Ele achou que não seria pego. Desconfiava de um vizinho que não revirava o seu lixo, mas só faltava aparecer de binóculos na janela, atento a cada movimento. Aconteceu algumas vezes, ele não poderia negar caso a pergunta fosse feita no tribunal. Isto se ele tivesse direito a um tribunal, porque a sociedade o condenaria, na opinião pública, como um crime inafiançável.
Em casa, elas eram bem separadas. Eram pedaços pequenos, que passariam facilmente despercebidos, envoltos nos sacos plásticos descartáveis. Em casa, pelo visto, através dos meses, ele conseguia passar impune. Depois tudo ia para o caminhão do lixo e nunca saberiam quem era o responsável por aquele crime.
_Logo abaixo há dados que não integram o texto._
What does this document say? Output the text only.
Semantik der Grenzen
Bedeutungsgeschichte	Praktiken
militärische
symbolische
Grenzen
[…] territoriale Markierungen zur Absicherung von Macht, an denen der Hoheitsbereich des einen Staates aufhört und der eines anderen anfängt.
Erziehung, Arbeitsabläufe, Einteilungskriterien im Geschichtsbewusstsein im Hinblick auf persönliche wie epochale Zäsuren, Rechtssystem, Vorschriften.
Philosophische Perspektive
Mas um dia ele foi pego na saída da porta do apartamento. Achou que o vizinho, bisbilhoteiro mas alcoólatra, estava por dormir, mas surpreendeu-o parado, preenchendo o perímetro do espaço da porta como um goleiro à espera da chegada adversária. O profanador de azeitona se assustou. Deixou cair a sacola e as bolitas escuras se esparramaram pelo chão. O vizinho pinguço não podia acreditar no que via com seus próprios olhos - auxiliados por lentes de grau 3. As azeitonas preencheram o chão dos apartamentos do segundo andar como se fossem as bolinhas de borracha após uma partida de futebol sete em campo sintético. A prova do crime gritava urgência. O vizinho até gostava dele, mas tal chamado à justiça não poderia tardar. A denúncia precisava ser feita. Primeiro manifestou um grito, não dos mais altos, mas o suficiente para a outra porta daquele andar abrir-se e averiguar a bagunça, a cena imperdoável. As azeitonas deitadas, espalhadas por tudo.
- Eu posso explicar - disse trêmulo diante das testemunhas.
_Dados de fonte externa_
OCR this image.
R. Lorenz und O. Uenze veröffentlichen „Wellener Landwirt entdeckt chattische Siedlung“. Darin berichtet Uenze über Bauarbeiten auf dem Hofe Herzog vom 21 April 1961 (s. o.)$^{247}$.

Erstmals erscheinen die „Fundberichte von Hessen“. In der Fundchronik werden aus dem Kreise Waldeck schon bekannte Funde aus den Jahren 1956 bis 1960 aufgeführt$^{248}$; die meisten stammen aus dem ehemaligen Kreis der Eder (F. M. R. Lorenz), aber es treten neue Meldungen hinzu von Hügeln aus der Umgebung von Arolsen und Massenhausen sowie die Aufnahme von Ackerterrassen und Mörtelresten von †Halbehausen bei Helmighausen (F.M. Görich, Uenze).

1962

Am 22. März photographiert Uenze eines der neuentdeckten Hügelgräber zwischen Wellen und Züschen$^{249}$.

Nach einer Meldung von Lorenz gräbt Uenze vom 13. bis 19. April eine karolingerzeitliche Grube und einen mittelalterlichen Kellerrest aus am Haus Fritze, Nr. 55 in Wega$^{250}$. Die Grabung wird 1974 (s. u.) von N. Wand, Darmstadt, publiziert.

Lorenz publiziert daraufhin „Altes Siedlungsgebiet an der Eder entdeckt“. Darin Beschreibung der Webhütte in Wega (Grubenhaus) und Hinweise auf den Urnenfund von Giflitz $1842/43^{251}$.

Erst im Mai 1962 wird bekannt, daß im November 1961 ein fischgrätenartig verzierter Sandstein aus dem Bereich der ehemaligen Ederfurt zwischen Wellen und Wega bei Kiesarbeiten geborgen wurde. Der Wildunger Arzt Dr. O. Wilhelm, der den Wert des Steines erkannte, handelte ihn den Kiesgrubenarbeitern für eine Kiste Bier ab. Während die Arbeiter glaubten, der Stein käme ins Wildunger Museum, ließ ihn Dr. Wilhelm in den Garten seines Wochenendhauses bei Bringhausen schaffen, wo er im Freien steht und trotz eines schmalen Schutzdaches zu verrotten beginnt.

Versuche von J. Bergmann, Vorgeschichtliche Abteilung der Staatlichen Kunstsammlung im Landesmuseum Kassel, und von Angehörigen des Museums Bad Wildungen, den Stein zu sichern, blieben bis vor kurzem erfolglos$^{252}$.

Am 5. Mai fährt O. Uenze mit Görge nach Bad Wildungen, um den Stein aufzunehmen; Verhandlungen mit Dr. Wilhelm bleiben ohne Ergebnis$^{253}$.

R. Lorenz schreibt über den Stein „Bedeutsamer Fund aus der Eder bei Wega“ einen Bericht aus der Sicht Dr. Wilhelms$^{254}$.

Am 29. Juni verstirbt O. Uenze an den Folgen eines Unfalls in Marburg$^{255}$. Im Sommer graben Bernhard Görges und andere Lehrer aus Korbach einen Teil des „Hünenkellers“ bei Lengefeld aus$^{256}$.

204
- Vá tentando - encorajou a vizinha do apartamento diante do dele. O alcoólatra era vizinho lateralmente.
- São... São... um amigo jantou aqui. Ele não come. É coisa dele.
- Eu bem que desconfiava - disse o bafo de cachaça. - Você tem hábitos muito estranhos. Parece sempre se esgueirar por esse prédio. É u gatuno - e deu uma risadinha, mas ninguém acompanhou nos sorrisos.
- De qualquer forma entendo que... que sou cúmplice. E na verdade a culpa parece recair só a mim. Mas é dele, eu juro!
- E você não tem vergonha? Encobrir uma porcalhada dessas? Azeitonas fora? - A vizinha estava incrédula.
- Eu... eu... Eu não sei o que dizer. - Roçava a testa com a chave da porta, único item que lhe sobrava nas mãos, que haviam perdido sacola e azeitonas para evidência criminosa.
- É nosso dever não só informar o síndico, mas autoridades competentes - disse o engenheiro aposentado.
- Logo tu! - Manifestou no gauchês mais rude e intimidador que conseguiu. - Um velho alcoólatra com ficha criminosa violenta de atos passados. Até coisa hedionda, velho burguês!
- Tive sim, acusações. Acusações, veja bem. E fui inocentado. Agora isso que estamos vendo. Eu por trás dessas gafas velhas. Isso não se pode tolerar. Eu mesmo saco o celular. - Se prontificava com a língua no canto da boca e os dedos ágeis mas embaralhados a discar o número policial.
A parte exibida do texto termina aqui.